Consider the following MLIR implementation of the out = numpy.where(cnd, in1, in2)
operator:
func.func @where(%cond: memref<?xi1>, %arg1: memref<?xf64>, %arg2: memref<?xf64>, %arg3: memref<?xf64>) attributes {llvm.emit_c_interface} {
%c0 = arith.constant 0 : index
%0 = memref.dim %cond, %c0 : memref<?xi1>
affine.for %arg8 = #map(%c0) to #map(%0) {
%1 = affine.load %arg0[%arg8] : memref<?xi1>
%2 = scf.if %1 -> (f64) {
%3 = affine.load %arg1[%arg8] : memref<?xf64>
scf.yield %3 : f64
} else {
%3 = affine.load %arg2[%arg8] : memref<?xf64>
scf.yield %3 : f64
}
affine.store %2, %arg3[%arg8] : memref<?xf64>
}
return
}
First question – is this the best way to write the above computation? I see that the affine dialect’s if
operation is for integer set containment, so it seems to me like the scf.if
is the only other option.
Given this implementation, I’m not able to fuse this loop with an scf.if
into other affine loops that produce the input arrays in1
or in2
with the affine loop fusion pass.
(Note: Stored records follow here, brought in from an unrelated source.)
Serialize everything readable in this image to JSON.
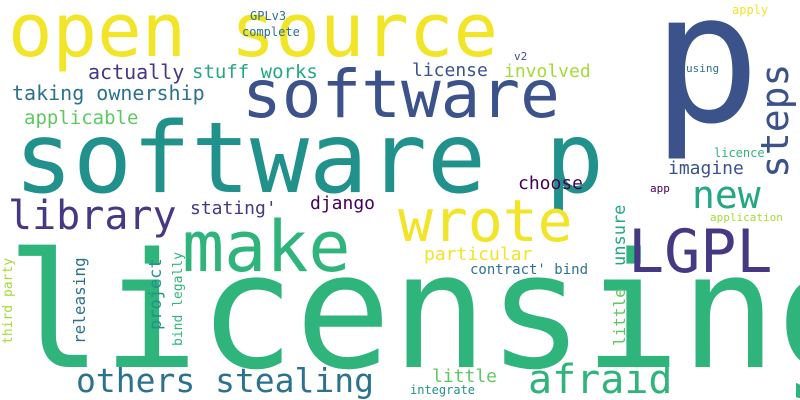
{
  "colors": {
    "background": "#ffffff",
    "yellow": "#f2e427",
    "lime": "#a5db36",
    "light_green": "#5ec962",
    "green": "#2fb47c",
    "teal_green": "#24a884",
    "teal": "#21918c",
    "blue_teal": "#2c728e",
    "steel_blue": "#3b528b",
    "indigo": "#443983",
    "dark_purple": "#440154"
  },
  "words": [
    "open source",
    "p",
    "software p",
    "software",
    "licensing",
    "make",
    "wrote",
    "LGPL",
    "steps",
    "new",
    "library",
    "afraid",
    "others stealing",
    "taking ownership",
    "actually",
    "stuff works",
    "license",
    "involved",
    "applicable",
    "imagine",
    "choose",
    "stating'",
    "django",
    "particular",
    "unsure",
    "releasing",
    "project",
    "little",
    "third party",
    "bind legally",
    "contract' bind",
    "integrate",
    "GPLv3",
    "complete",
    "v2",
    "apply",
    "using",
    "licence",
    "app",
    "application"
  ]
}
Before I decide to spend time trying to add support for this into the pass, I wanted to ask if this a fundamental limitation of the affine loop fusion pass, since it seems to require reasoning about dialects other than affine
? I could see that as being an argument, but on the other hand, the way that the scf.if
is being used is easy to reason about: centered accesses, affine accesses in either branch etc.